Gandi "Sakin olun hocam, ben uçuyorum öyleyse!" deyip bir başka masaya geçti.
Profesör Peters öğrencisinin kendisini domuz yerine koymasına çok içerledi. Bunun acısını çıkarmak amacıyla yapacağı sınavda ona bir ders vermek istedi ama Gandi soruların hepsini doğru cevapladı. Sıra can alıcı soruya gelmişti.
- "Gandi, yolda yürürken iki çanta görüyorsun, biri akıl diğeri para dolu. Hangisini alırdın?"
Gandi hiç tereddüt etmeden şu yanıtı verdi:
-" Para olanı hocam!
-" Ben, senin yerinde olsam diğerini alırdım.

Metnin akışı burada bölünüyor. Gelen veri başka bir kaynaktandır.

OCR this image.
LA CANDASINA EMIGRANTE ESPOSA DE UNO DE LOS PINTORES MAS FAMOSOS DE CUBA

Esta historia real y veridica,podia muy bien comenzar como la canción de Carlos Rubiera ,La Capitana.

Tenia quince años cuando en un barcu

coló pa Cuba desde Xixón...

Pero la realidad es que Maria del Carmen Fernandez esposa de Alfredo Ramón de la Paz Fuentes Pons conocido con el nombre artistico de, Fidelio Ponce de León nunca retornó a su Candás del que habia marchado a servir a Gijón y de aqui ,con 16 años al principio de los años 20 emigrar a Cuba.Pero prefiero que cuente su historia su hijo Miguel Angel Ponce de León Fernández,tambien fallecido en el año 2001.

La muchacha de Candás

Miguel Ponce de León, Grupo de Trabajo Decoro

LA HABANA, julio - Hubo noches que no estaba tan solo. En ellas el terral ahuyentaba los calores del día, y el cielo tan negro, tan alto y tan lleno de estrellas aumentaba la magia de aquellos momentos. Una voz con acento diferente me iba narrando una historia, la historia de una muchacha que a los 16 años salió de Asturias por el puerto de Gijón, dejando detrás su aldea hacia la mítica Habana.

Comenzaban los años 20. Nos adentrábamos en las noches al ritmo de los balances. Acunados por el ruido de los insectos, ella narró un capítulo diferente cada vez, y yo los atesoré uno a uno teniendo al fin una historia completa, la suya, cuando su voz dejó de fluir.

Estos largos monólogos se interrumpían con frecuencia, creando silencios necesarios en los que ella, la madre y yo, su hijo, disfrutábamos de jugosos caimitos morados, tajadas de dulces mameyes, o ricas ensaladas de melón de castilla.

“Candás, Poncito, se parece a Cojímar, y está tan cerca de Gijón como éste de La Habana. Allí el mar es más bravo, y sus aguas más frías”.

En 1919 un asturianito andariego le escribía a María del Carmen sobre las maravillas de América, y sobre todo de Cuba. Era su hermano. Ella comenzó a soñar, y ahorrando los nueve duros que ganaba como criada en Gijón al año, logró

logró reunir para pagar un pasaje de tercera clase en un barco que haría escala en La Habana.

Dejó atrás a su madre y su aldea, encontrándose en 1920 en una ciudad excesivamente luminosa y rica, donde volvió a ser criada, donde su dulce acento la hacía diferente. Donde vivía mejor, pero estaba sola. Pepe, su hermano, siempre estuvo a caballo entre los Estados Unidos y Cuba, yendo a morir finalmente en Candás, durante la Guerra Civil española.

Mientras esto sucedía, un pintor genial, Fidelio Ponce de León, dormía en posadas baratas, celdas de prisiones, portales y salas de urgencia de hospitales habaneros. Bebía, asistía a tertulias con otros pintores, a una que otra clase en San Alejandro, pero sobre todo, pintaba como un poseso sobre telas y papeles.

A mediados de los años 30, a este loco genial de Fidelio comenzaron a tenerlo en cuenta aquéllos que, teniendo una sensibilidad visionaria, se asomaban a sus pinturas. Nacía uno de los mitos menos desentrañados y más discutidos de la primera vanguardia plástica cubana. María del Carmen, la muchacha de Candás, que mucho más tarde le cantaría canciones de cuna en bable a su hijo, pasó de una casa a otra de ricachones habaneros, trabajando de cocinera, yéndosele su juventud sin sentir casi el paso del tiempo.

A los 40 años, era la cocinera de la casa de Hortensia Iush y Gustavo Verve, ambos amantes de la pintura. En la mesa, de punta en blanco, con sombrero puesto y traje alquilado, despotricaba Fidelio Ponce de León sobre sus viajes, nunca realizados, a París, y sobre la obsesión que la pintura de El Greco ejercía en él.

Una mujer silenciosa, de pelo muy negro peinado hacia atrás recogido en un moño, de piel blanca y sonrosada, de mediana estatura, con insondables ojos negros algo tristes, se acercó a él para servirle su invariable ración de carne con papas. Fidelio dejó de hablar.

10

Sence de öyle olması gerekmez mi?" dedi hocası.
Gandi'nin yanıtı şu oldu:
-" Herkes ihtiyacı olanı alır!"
Profesör öyle kızmıştı ki sınav kağıdına "APTAL" yazıp Gandi' ye kağıdı uzattı. Gandi bir yere oturup birkaç dakika düşündükten sonra profesöre dönüp şunları söyledi:
-" Kağıda imzanızı atmışsınız ama bana bir not vermemişsiniz!"
Eğer birinin seni incitmesine, kırmasına izin verirsen incinir ve kırılırsın!
Eğer izin vermezsen kötülük çıktığı yere geri döner...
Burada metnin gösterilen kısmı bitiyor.